Borussia Mönchengladbach & FC Liverpool
Immer mal wieder, ganz bestimmt aber rund um Weihnachten, kommt es vor, dass im alt-ehrwürdigen Stadion des FC Liverpool niederrheinische Klänge zu vernehmen sind. Dann, wenn "Die Elf vom Niederrhein" durch Anfield schallt. Ende Dezember gern einmal begleitet von einer Delegation Gladbach-Fahnen schwenkender Borussia-Fans. Die Verbindung beider Klubs reicht bis in die Siebziger zurück, als sich beide Klubs in gleich zwei Europapokal-Endspielen gegenüberstanden und schätzen lernten.

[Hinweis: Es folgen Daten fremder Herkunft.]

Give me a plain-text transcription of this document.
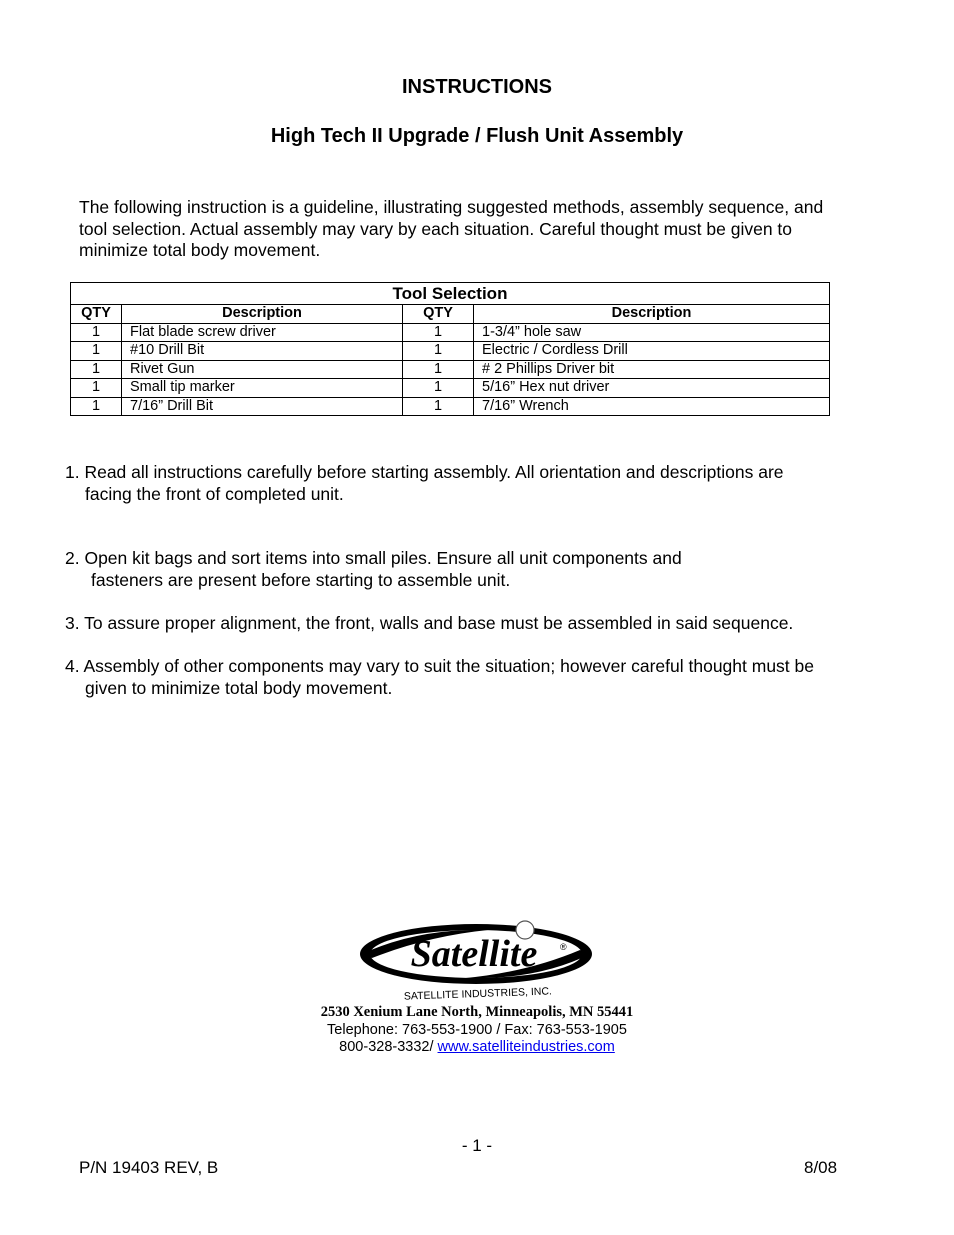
INSTRUCTIONS
High Tech II Upgrade / Flush Unit Assembly
The following instruction is a guideline, illustrating suggested methods, assembly sequence, and
tool selection. Actual assembly may vary by each situation. Careful thought must be given to
minimize total body movement.
Tool Selection			
QTY	Description	QTY	Description
1	Flat blade screw driver	1	1-3/4” hole saw
1	#10 Drill Bit	1	Electric / Cordless Drill
1	Rivet Gun	1	# 2 Phillips Driver bit
1	Small tip marker	1	5/16” Hex nut driver
1	7/16” Drill Bit	1	7/16” Wrench
1. Read all instructions carefully before starting assembly. All orientation and descriptions are
facing the front of completed unit.
2. Open kit bags and sort items into small piles. Ensure all unit components and
fasteners are present before starting to assemble unit.
3. To assure proper alignment, the front, walls and base must be assembled in said sequence.
4. Assembly of other components may vary to suit the situation; however careful thought must be
given to minimize total body movement.
Satellite	®
SATELLITE INDUSTRIES, INC.
2530 Xenium Lane North, Minneapolis, MN 55441
Telephone: 763-553-1900 / Fax: 763-553-1905
800-328-3332/ www.satelliteindustries.com
- 1 -
P/N 19403 REV, B	8/08
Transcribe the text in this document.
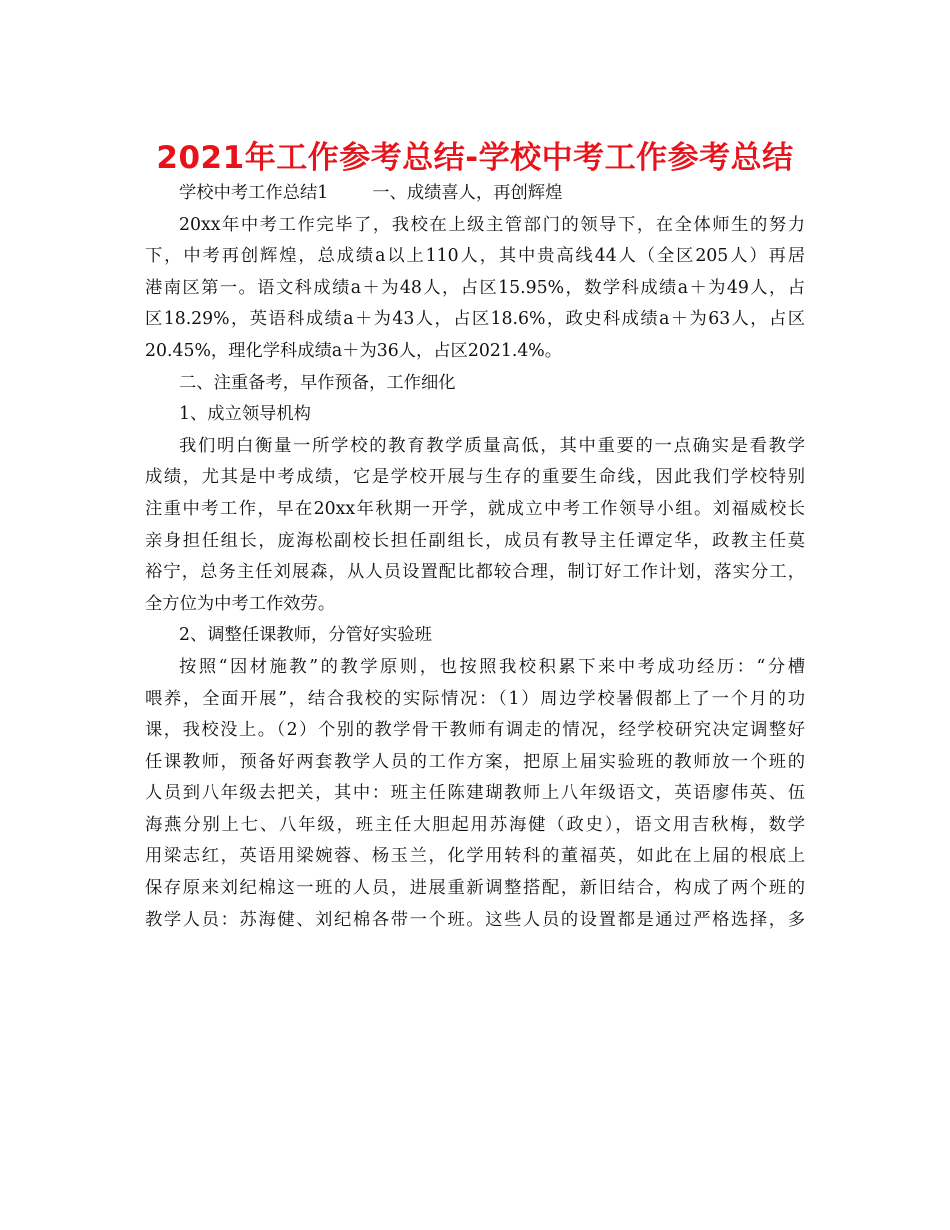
2021年工作参考总结-学校中考工作参考总结
学校中考工作总结1	一、成绩喜人，再创辉煌
20xx年中考工作完毕了，我校在上级主管部门的领导下，在全体师生的努力
下，中考再创辉煌，总成绩a以上110人，其中贵高线44人（全区205人）再居
港南区第一。语文科成绩a＋为48人，占区15.95%，数学科成绩a＋为49人，占
区18.29%，英语科成绩a＋为43人，占区18.6%，政史科成绩a＋为63人，占区
20.45%，理化学科成绩a＋为36人，占区2021.4%。
二、注重备考，早作预备，工作细化
1、成立领导机构
我们明白衡量一所学校的教育教学质量高低，其中重要的一点确实是看教学
成绩，尤其是中考成绩，它是学校开展与生存的重要生命线，因此我们学校特别
注重中考工作，早在20xx年秋期一开学，就成立中考工作领导小组。刘福威校长
亲身担任组长，庞海松副校长担任副组长，成员有教导主任谭定华，政教主任莫
裕宁，总务主任刘展森，从人员设置配比都较合理，制订好工作计划，落实分工，
全方位为中考工作效劳。
2、调整任课教师，分管好实验班
按照“因材施教”的教学原则，也按照我校积累下来中考成功经历：“分槽
喂养，全面开展”，结合我校的实际情况：（1）周边学校暑假都上了一个月的功
课，我校没上。（2）个别的教学骨干教师有调走的情况，经学校研究决定调整好
任课教师，预备好两套教学人员的工作方案，把原上届实验班的教师放一个班的
人员到八年级去把关，其中：班主任陈建瑚教师上八年级语文，英语廖伟英、伍
海燕分别上七、八年级，班主任大胆起用苏海健（政史），语文用吉秋梅，数学
用梁志红，英语用梁婉蓉、杨玉兰，化学用转科的董福英，如此在上届的根底上
保存原来刘纪棉这一班的人员，进展重新调整搭配，新旧结合，构成了两个班的
教学人员：苏海健、刘纪棉各带一个班。这些人员的设置都是通过严格选择，多
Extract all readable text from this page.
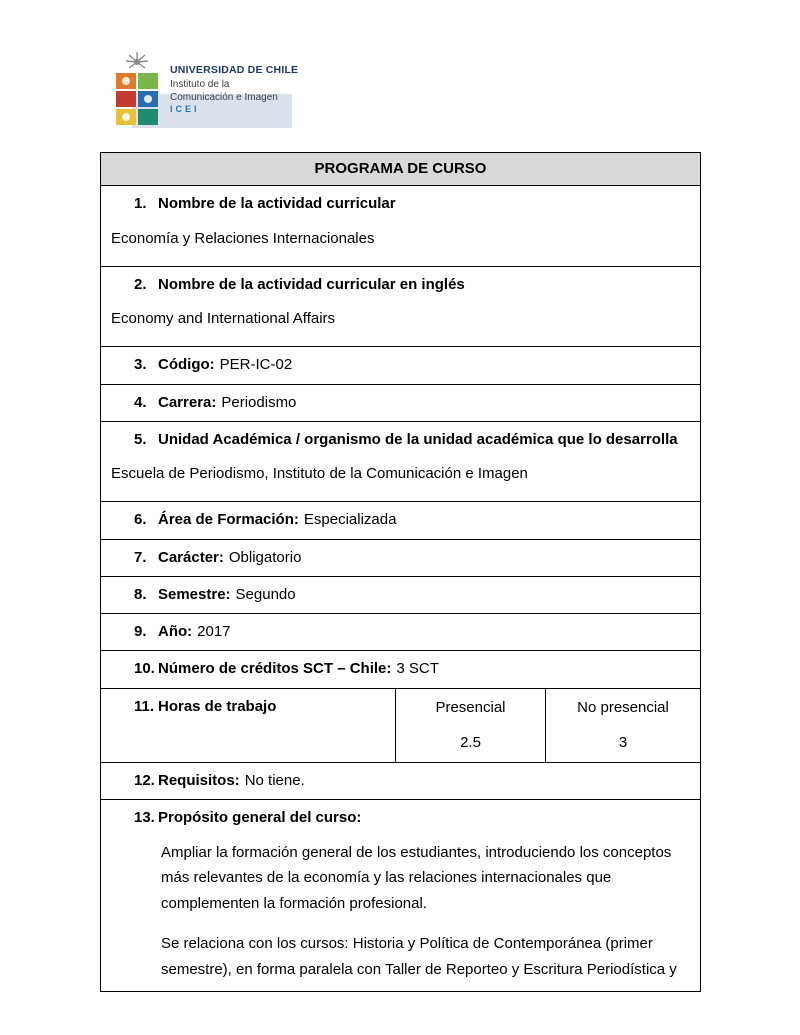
UNIVERSIDAD DE CHILE
Instituto de la
Comunicación e Imagen
ICEI
PROGRAMA DE CURSO
1. Nombre de la actividad curricular
Economía y Relaciones Internacionales
2. Nombre de la actividad curricular en inglés
Economy and International Affairs
3. Código: PER-IC-02
4. Carrera: Periodismo
5. Unidad Académica / organismo de la unidad académica que lo desarrolla
Escuela de Periodismo, Instituto de la Comunicación e Imagen
6. Área de Formación: Especializada
7. Carácter: Obligatorio
8. Semestre: Segundo
9. Año: 2017
10. Número de créditos SCT – Chile: 3 SCT
11. Horas de trabajo	Presencial
2.5
No presencial
3
12. Requisitos: No tiene.
13. Propósito general del curso:

Ampliar la formación general de los estudiantes, introduciendo los conceptos más relevantes de la economía y las relaciones internacionales que complementen la formación profesional.

Se relaciona con los cursos: Historia y Política de Contemporánea (primer semestre), en forma paralela con Taller de Reporteo y Escritura Periodística y
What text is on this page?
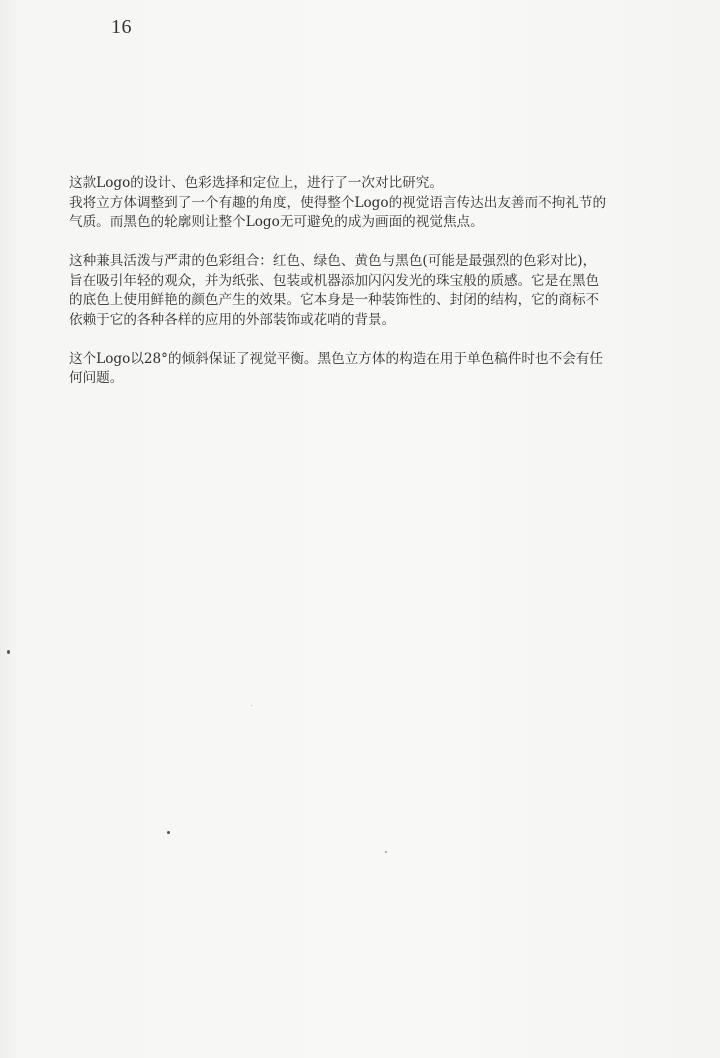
16

这款Logo的设计、色彩选择和定位上，进行了一次对比研究。
我将立方体调整到了一个有趣的角度，使得整个Logo的视觉语言传达出友善而不拘礼节的
气质。而黑色的轮廓则让整个Logo无可避免的成为画面的视觉焦点。

这种兼具活泼与严肃的色彩组合：红色、绿色、黄色与黑色(可能是最强烈的色彩对比)，
旨在吸引年轻的观众，并为纸张、包装或机器添加闪闪发光的珠宝般的质感。它是在黑色
的底色上使用鲜艳的颜色产生的效果。它本身是一种装饰性的、封闭的结构，它的商标不
依赖于它的各种各样的应用的外部装饰或花哨的背景。

这个Logo以28°的倾斜保证了视觉平衡。黑色立方体的构造在用于单色稿件时也不会有任
何问题。
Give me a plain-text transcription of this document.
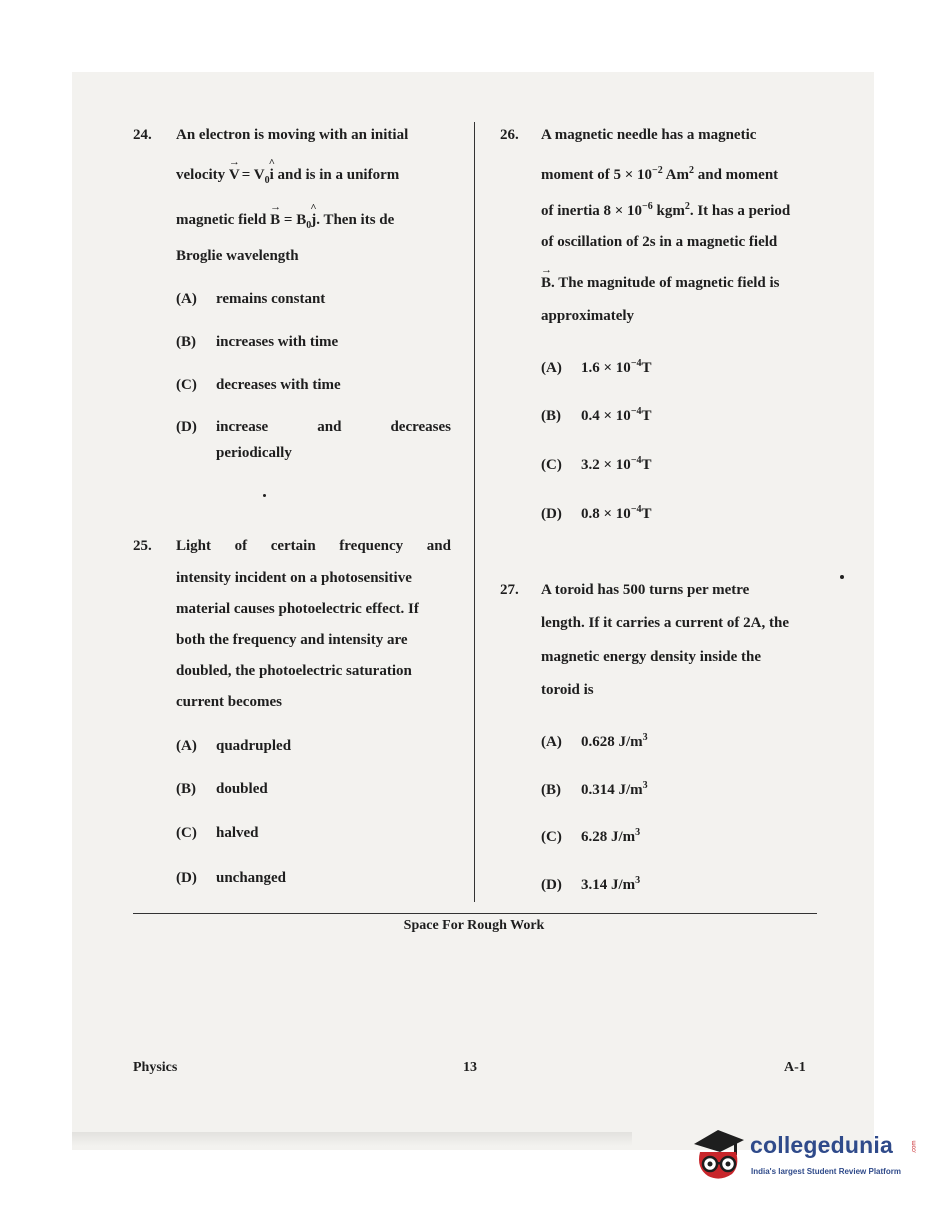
24. An electron is moving with an initial
velocity → $V = V_0\^{}$ i and is in a uniform
magnetic field → $B = B_0\^{}$ j. Then its de
Broglie wavelength
(A) remains constant
(B) increases with time
(C) decreases with time
(D)	increase	and	decreases
periodically
25. Light of certain frequency and
intensity incident on a photosensitive
material causes photoelectric effect. If
both the frequency and intensity are
doubled, the photoelectric saturation
current becomes
(A) quadrupled
(B) doubled
(C) halved
(D) unchanged
26. A magnetic needle has a magnetic
moment of $5 \times 10^{-2}$ Am$^2$ and moment
of inertia $8 \times 10^{-6}$ kgm$^2$. It has a period
of oscillation of 2s in a magnetic field
→ B. The magnitude of magnetic field is
approximately
(A) $1.6 \times 10^{-4}T$
(B) $0.4 \times 10^{-4}T$
(C) $3.2 \times 10^{-4}T$
(D) $0.8 \times 10^{-4}T$
27. A toroid has 500 turns per metre
length. If it carries a current of 2A, the
magnetic energy density inside the
toroid is
(A) 0.628 $J/m^3$
(B) 0.314 $J/m^3$
(C) 6.28 $J/m^3$
(D) 3.14 $J/m^3$
Space For Rough Work
Physics	13	A-1
collegedunia	.com
India's largest Student Review Platform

Richtig Fahrt auf nahm die Fanfreundschaft allerdings nach der Hillsborough-Katastrophe 1989, als im Zuge einer Massenpanik im Stadion von Sheffield 96 Fans des FC Liverpool ums Leben kamen. In Gladbach handelte man schnell und unkompliziert, ließ für die Hinterbliebenen der Opfer den Klingelbeutel rumgehen und übergab in der Folge einen Scheck über mehr als 20.000 Mark.